Hi there, I'm trying to run trivial Objective-C code that uses the
Foundation framework under MacOS X in lli. It seems that the code will
compile and
run using llc, however fails to work in lli.

SimpleFoundation.m:

Hi there, I'm trying to run trivial Objective-C code that uses the Foundation framework under MacOS X in lli. It seems that the code will compile and run using llc, however fails to work in lli.

Nice! this is a great project, unfortunately, there are some issues here :slight_smile:

I'm CC'ing Marcel, as he has some experience with dynamic generation of code with the objc runtime library.

SimpleFoundation.m:
----

#import <Foundation/Foundation.h>

int main (int argc, const char * argv) {
   NSAutoreleasePool * pool = [[NSAutoreleasePool alloc] init];

   // insert code here...
   NSLog(@"Hello, World!");
   [pool release];
   return 0;
}

----

$ llvm-gcc -c -emit-llvm SimpleFoundation.m -o SimpleFoundation.bc
$ llc SimpleFoundation.bc -o SimpleFoundation.s
$ gcc /System/Library/Frameworks/Foundation.framework/Foundation
SimpleFoundation.s -o SimpleFoundation.exe
$ ./SimpleFoundation.exe

2007-07-19 17:42:32.667 SimpleFoundation.exe[2535] Hello, World!

yay :slight_smile:

$ lli -load=/System/Library/Frameworks/Foundation.framework/Foundation
SimpleFoundation.bc

Segmentation fault

$ lli -force-interpreter
-load=/System/Library/Frameworks/Foundation.framework/Foundation
SimpleFoundation.bc

Could not resolve external global address: .objc_class_name_NSAutoreleasePool
Abort trap

$ nm /System/Library/Frameworks/Foundation.framework/Foundation |
grep .objc_class_name_NSAutoreleasePool

00000000 A .objc_class_name_NSAutoreleasePool

Ok, as you figured out, you do need to tell lli explicitly what frameworks to load. Once you have that, you are hitting another problem. Specifically, the JIT::getPointerToNamedFunction method in lib/ExecutionEngine/JIT/Intercept.cpp just does a dlsym on missing symbols. If dlsym returns null, you get the error message.

The problem here is that .objc_class_name_* are special symbols that are used by the objc linker support and they have magic meaning. This itself isn't a problem, the problem is that they are absolute symbols (which is why nm prints 'A' for the symbol) and their absolute value is 0. When dlsym correctly returns the address of this symbol, it returns a null pointer (which is the address of the symbol) and lli aborts because it thinks dlsym returned failure.
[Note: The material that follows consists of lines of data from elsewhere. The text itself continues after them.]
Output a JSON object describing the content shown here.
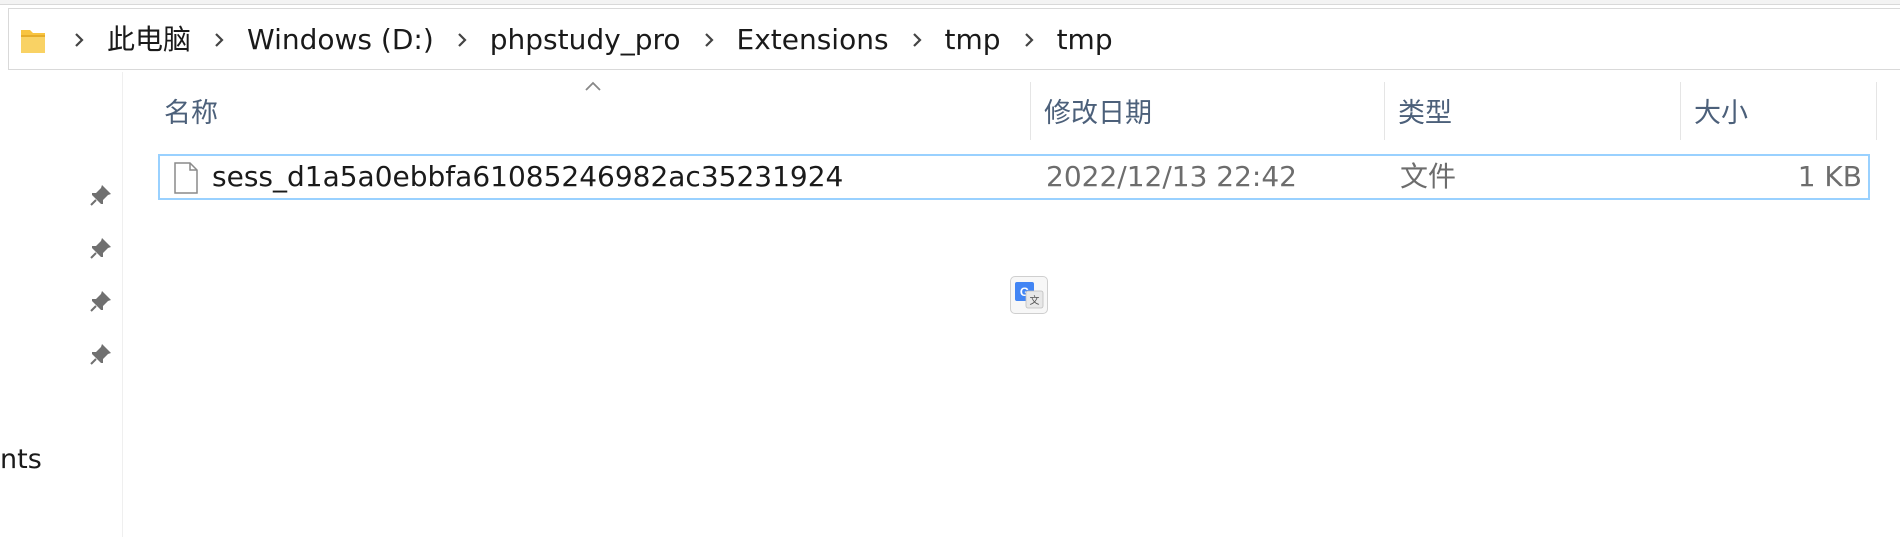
{
  "breadcrumb": {
    "items": [
      {
        "label": "此电脑"
      },
      {
        "label": "Windows (D:)"
      },
      {
        "label": "phpstudy_pro"
      },
      {
        "label": "Extensions"
      },
      {
        "label": "tmp"
      },
      {
        "label": "tmp"
      }
    ]
  },
  "columns": {
    "name": "名称",
    "modified": "修改日期",
    "type": "类型",
    "size": "大小",
    "sort_indicator": "ascending"
  },
  "files": [
    {
      "name": "sess_d1a5a0ebbfa61085246982ac35231924",
      "modified": "2022/12/13 22:42",
      "type": "文件",
      "size": "1 KB",
      "icon": "document-icon"
    }
  ],
  "nav_pane": {
    "pinned_count": 4,
    "partial_label": "nts"
  },
  "colors": {
    "selection_border": "#99d1ff",
    "header_text": "#4c607a",
    "folder": "#f8c440",
    "translate_blue": "#4285f4"
  }
}
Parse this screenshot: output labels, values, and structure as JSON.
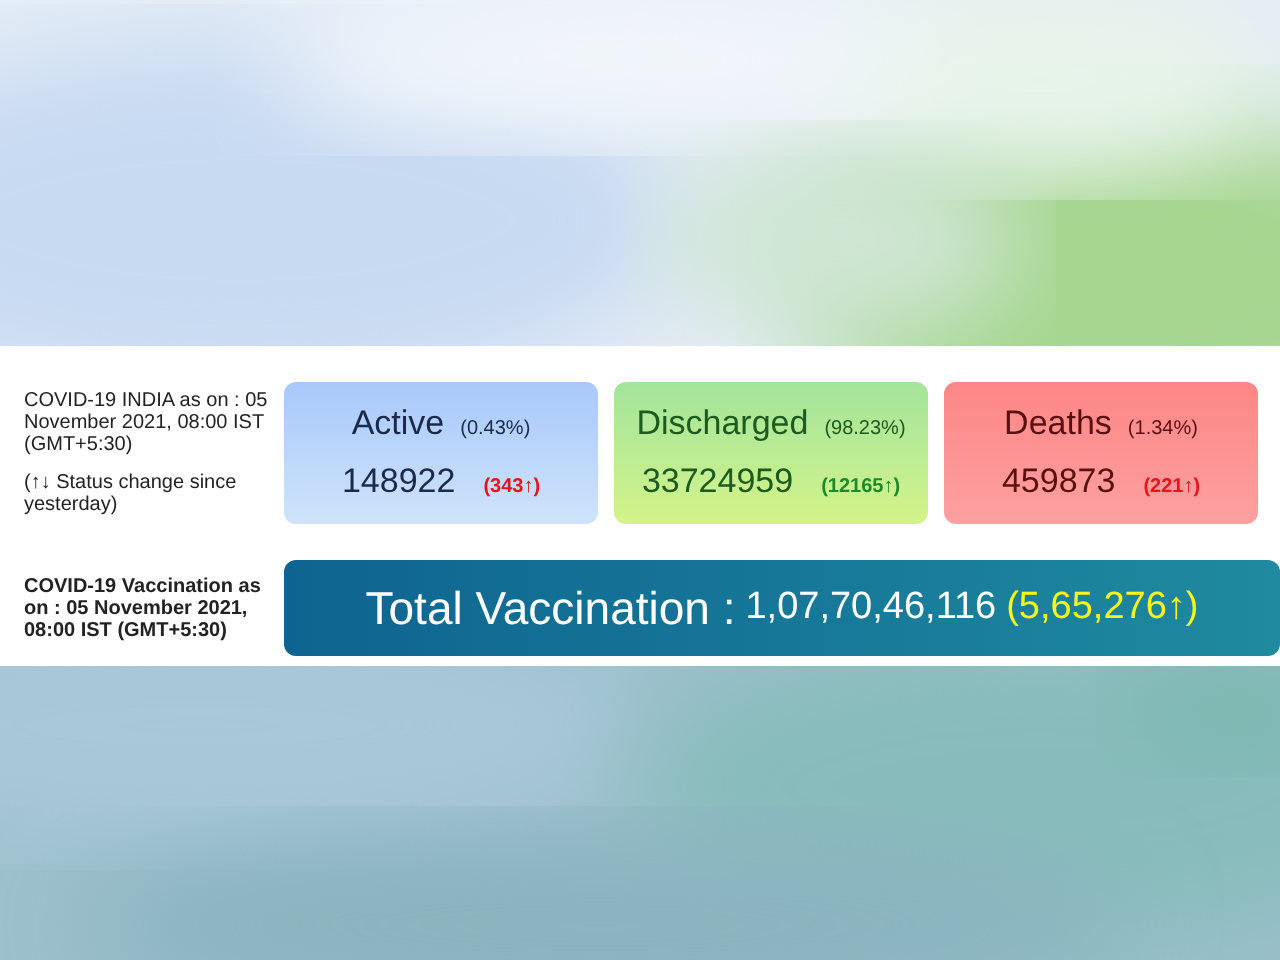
{
  "info": {
    "as_on": "COVID-19 INDIA as on : 05 November 2021, 08:00 IST (GMT+5:30)",
    "legend": "(↑↓ Status change since yesterday)"
  },
  "cards": [
    {
      "kind": "active",
      "label": "Active",
      "percent": "(0.43%)",
      "count": "148922",
      "change": "(343↑)"
    },
    {
      "kind": "discharged",
      "label": "Discharged",
      "percent": "(98.23%)",
      "count": "33724959",
      "change": "(12165↑)"
    },
    {
      "kind": "deaths",
      "label": "Deaths",
      "percent": "(1.34%)",
      "count": "459873",
      "change": "(221↑)"
    }
  ],
  "vaccination": {
    "as_on": "COVID-19 Vaccination as on : 05 November 2021, 08:00 IST (GMT+5:30)",
    "label": "Total Vaccination :",
    "total": "1,07,70,46,116",
    "change": "(5,65,276↑)"
  }
}
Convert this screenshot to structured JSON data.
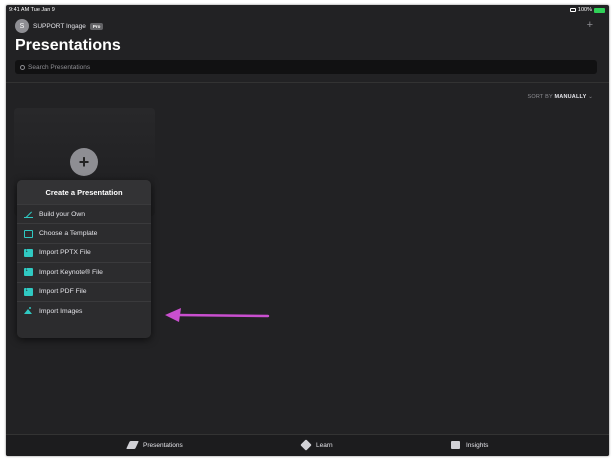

After consulting with our dynamic linker guru, I don't think there is a wonderful clean way to do this. I suggest adding a memcmp to the error path in getPointerToNamedFunction that checks to see if the symbol starts with ".objc_class_name_". If so, getPointerToNamedFunction should return null without aborting. There may be one or two other prefixes you will have to add, for selectors or categories.

Once this is done, your example above should work. However, when you move on to more interesting examples, you'll probably hit other issues. For example, the objc runtime needs to be informed of any new classes that are added to an address space. I think the runtime has API calls that are used to do this, but the LLVM JIT currently doesn't know how to do any of them.

If you're interested in investigating this and adding support to LLVM, it would be greatly appreciated.

-Chris

Hi Chris,

Once you have that, you are hitting another problem. Specifically,
the JIT::getPointerToNamedFunction method in
lib/ExecutionEngine/JIT/Intercept.cpp just does a dlsym on missing
symbols. If dlsym returns null, you get the error message.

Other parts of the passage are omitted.